Practise-based doctorate program at TU Berlin (PEP), PhD project at the Cluster of Excellence Matters of Activity

supervised by:

Prof. Ignacio Borrego, TU Berlin
Prof. Christiane Sauer, weißensee school of art and design berlin
The PhD project »Polymorph Textility« explores material programming and shape behavior in response to external climatic stimuli in a practice based research project. The aim is to elaborate a multi-scalar design method for self-forming textiles with shape memory alloys as a thermally active control component.

Physical and computational experimentation with inherent material capabilities are relevant, thus they may renovate predominant limitations of building culture towards more integrated, adaptive and sustainable climatisation strategies. With the development of a computer aided design-to-fabrication framework, such actuated hybrid membranes with dynamic elasticity through compliant bending and buckling and shape memory alloys can be introduced. Under the supervision of Prof. Ignacio Borrego (TU Berlin) and Prof. Christiane Sauer (School of art and Design Weißensee) the project explores performative and sensory qualities of hybrid textile architecture. With a focus on design strategies for adaptive textile structures and the functionalization of softness in architecture, reciprocal relationships between material and morphology are investigated in the research. With an cross-institutional approach the project orients itself toward an interdisciplinary research methodology that also incorporates knowledge from materialscience and bioinspiration. Within the research team »Adaptex« the designed systems are validated through physical implementation in solar shading components in Brandenburg and Oman.

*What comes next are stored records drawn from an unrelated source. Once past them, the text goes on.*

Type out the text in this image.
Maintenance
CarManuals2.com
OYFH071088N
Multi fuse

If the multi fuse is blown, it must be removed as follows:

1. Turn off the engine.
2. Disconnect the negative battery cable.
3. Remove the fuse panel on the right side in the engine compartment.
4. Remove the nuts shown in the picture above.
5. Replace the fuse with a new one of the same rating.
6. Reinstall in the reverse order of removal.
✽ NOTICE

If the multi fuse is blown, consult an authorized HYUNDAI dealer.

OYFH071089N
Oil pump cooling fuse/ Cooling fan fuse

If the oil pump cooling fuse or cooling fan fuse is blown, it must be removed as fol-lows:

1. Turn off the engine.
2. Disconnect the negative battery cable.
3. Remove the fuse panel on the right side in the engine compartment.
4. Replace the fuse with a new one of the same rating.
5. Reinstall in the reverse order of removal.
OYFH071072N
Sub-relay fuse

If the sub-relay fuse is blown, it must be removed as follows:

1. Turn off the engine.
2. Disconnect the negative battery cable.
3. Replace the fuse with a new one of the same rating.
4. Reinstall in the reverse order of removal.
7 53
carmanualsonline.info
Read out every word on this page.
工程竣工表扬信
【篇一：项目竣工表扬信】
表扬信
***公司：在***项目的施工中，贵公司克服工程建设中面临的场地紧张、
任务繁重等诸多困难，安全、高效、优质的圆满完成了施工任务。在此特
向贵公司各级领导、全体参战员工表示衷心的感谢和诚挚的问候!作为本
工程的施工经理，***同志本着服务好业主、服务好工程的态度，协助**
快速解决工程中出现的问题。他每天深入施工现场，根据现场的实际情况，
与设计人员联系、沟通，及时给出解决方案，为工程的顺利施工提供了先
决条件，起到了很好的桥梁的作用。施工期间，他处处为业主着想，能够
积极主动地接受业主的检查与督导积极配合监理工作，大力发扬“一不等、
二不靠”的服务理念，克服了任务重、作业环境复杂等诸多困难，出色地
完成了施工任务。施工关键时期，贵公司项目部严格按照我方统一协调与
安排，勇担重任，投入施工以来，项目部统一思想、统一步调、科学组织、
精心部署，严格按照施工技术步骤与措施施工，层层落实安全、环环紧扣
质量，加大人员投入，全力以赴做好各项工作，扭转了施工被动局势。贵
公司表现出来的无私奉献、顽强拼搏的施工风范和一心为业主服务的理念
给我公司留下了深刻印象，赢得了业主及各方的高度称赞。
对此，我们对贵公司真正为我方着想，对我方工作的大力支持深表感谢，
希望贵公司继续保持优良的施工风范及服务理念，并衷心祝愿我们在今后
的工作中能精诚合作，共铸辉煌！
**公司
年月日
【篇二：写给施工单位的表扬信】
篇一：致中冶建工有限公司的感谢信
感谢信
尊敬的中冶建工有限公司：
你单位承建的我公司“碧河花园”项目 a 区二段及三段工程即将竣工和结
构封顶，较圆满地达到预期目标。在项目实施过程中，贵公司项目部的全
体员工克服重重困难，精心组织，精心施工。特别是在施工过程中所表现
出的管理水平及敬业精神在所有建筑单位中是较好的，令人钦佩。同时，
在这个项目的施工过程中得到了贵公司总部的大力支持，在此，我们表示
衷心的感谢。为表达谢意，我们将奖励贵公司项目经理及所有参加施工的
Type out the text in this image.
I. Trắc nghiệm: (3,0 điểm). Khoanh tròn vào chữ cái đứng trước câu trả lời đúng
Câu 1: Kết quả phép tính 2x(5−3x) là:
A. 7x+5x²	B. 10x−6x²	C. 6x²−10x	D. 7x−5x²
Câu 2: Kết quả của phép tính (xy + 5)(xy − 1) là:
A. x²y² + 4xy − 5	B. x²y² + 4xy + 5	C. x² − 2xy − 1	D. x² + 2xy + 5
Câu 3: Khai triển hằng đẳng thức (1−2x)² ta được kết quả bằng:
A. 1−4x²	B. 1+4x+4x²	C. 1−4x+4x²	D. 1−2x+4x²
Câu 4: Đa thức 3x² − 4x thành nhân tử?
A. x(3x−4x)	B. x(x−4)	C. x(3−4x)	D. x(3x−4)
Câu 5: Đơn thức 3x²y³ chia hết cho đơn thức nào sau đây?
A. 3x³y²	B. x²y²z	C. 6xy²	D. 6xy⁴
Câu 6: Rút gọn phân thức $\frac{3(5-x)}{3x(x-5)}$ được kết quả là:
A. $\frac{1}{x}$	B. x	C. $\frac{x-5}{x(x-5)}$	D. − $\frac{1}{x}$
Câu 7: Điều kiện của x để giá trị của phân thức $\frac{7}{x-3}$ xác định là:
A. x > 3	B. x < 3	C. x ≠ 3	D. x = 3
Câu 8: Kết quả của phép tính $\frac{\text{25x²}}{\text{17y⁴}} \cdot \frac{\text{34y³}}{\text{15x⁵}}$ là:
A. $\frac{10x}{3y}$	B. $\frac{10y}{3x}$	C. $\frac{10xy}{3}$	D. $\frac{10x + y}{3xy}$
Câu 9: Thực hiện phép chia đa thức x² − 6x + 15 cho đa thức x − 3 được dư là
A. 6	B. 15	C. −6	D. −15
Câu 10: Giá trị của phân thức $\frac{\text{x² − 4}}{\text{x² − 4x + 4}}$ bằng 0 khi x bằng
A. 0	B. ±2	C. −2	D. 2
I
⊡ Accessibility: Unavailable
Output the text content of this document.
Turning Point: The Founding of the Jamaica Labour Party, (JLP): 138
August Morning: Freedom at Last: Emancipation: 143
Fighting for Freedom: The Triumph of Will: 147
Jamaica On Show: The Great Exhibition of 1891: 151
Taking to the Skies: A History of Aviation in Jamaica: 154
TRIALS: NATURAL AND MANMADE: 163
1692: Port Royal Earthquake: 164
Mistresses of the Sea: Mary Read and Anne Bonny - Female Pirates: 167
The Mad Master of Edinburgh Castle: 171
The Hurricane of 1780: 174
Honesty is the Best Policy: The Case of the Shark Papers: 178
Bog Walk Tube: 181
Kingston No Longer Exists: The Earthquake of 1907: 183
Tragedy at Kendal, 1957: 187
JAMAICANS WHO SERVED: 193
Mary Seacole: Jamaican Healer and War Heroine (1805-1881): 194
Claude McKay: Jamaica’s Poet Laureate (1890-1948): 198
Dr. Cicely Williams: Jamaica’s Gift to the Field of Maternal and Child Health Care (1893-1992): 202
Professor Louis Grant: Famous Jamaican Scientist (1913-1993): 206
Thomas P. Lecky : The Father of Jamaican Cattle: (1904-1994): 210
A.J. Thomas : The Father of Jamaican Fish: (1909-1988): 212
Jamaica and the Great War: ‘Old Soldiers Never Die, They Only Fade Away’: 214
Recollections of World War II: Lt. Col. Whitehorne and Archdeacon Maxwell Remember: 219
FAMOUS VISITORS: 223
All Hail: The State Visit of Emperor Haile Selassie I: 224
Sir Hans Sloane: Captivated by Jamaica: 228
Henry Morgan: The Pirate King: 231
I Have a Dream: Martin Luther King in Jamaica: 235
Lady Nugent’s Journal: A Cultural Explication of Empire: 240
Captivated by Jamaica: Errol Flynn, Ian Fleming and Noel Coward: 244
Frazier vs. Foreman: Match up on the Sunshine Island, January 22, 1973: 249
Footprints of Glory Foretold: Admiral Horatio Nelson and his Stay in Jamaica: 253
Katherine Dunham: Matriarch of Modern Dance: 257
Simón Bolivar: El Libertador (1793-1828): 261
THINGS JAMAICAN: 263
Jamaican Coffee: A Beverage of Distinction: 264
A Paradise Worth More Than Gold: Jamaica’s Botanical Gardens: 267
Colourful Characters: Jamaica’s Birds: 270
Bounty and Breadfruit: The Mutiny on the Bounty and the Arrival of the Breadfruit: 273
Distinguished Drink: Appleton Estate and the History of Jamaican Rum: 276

Exploring adaptive shape behaviour through simulations of structural softness of textiles: 



Geometrical implications of designing with SMA
Material implications of designing with SMA
Climatic implications of designing with SMA

Thermographical analysis reveals the geometrical features of the system. self shading features and paralactic effects have great impact on the surface temperatures caused by direct solar radiation.